Reports on identification of stable DNA markers for resistance to FW in pigeonpea are still limited. For instance, Kotresh et al. (2006) reported RAPD marker linked to FW resistance in pigeonpea through bulked sergregant analysis. Singh et al. (2013) reported six ASSR markers significantly associated with fusarium wilt resistance based on Kruskal–Wallis ANOVA and simple regression analysis. Later, Singh et al. (2016a, b) while confirming the efficacy of these associated SSR markers concluded that the markers ASSR1, ASSR23 and ASSR148 could be more useful in marker assisted breeding (MAB) in pigeonpea. Among the three informative ASSRs, one of the markers ASSR23 was located on LG6 (Kumawat et al. 2012). By using a sequencing-based bulked segregant analysis (Seq-BSA) approach, Singh et al. (2016a, b) reported association of four candidate nsSNPs in four genes viz., C.cajan_07078 (PHD figure protein), C.cajan_07124 (rRNA processing protein), C.cajan_02962 (NADH dehydrogenase) and C.cajan_03203 (retrovirus like polyprotein) with FW resistance. Of the four nsSNPs, the SNP in the candidate genes C.cajan_03203 showed deleterious effect on the protein structure and was speculated to be involved in plant defence against FW pathogen through root expression study. These four genes are located on the linkage groups CcLG02 and CcLG11. Interestingly, in the present study two associated HASSR markers, i.e. HASSR121 (PV 4%) and HASSR 8 (PV 2%) for FW were physically located at LG06 and LG11, respectively. These results are in agreement with ASSR23 markers assigned to LG06 (Kumawat et al. 2012) and candidate genes for FW, C.cajan_02962 and C.cajan_03203 assigned to LG11 (Singh et al. 2016a, b). However, it remains difficult to pinpoint the genomic regions shared between the two studies unless we have the complete information about the kind of race/variant prevailing on those particular areas. We assume that the genomic regions identified in this study could be novel and remain more relevant to breeding against variant 2 that is prevalent at IIPR, Kanpur.

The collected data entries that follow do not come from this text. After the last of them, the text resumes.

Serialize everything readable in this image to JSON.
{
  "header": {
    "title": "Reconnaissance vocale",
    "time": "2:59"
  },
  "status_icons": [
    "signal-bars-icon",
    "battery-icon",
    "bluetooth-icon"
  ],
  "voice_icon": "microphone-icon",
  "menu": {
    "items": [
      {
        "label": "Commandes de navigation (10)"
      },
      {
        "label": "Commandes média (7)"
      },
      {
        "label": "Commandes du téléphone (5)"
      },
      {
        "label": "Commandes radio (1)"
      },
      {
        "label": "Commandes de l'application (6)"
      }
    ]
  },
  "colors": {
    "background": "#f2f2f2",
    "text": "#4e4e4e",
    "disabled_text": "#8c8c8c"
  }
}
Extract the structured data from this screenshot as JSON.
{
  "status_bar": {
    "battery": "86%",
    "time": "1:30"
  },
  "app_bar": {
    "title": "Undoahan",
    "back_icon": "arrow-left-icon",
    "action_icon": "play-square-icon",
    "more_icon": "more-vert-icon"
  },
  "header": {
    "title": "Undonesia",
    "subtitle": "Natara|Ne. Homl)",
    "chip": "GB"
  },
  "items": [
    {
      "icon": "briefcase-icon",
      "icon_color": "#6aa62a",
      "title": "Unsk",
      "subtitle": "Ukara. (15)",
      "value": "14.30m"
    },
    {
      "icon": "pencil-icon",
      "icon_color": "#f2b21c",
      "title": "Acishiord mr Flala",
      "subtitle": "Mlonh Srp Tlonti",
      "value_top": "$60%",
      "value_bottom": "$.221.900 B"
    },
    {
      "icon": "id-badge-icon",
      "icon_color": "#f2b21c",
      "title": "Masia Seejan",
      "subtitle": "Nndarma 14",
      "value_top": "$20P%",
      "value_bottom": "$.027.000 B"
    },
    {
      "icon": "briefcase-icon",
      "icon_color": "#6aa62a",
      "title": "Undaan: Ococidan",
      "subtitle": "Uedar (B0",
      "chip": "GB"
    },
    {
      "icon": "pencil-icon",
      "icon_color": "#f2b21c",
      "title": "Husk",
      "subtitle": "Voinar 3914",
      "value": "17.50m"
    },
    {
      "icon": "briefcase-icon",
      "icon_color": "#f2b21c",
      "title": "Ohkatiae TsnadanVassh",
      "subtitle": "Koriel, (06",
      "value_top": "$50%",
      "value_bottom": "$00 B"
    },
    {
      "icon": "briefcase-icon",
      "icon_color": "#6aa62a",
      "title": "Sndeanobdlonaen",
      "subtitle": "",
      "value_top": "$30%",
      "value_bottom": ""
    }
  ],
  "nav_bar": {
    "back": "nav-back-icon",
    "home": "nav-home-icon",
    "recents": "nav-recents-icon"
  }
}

To our knowledge, this study represents the first report on the discovery of stable and significant MTAs for F. udum variant 2 based on FW incidence recorded over multiple years. Since we have employed unmapped SSR markers for the association study, we have drawn a representative genetic linkage map of these SSRs. This map helped to assign significantly associated markers on LG01, LG06, LG10 and LG11. The results strongly indicate the involvement of several genomic regions in conditioning FW resistance in pigeonpea. Similarly, SNP-based association analysis in common bean revealed occurrence of multiple significant loci across all 11 chromosomes for resistance to common bacterial blight (Shi et al. 2011). In our study, most of the associated SSR markers were placed on distal ends of linkage groups. Similarly, Perseguini et al. (2016) also reported telomeric localization of associated SSR and SNP markers for resistance to angular leaf spot in common bean.

In summary, here we identify six significantly associated SSR markers PV ranging between 1 and 6% for resistance to FW variant 2, which after validation in different genetic backgrounds might prove immensely useful in MAB. Given this, validation of these SSRs in the bi-parental mapping populations is underway in order to further confirm their utility in MAB for FW resistance in pigeonpea.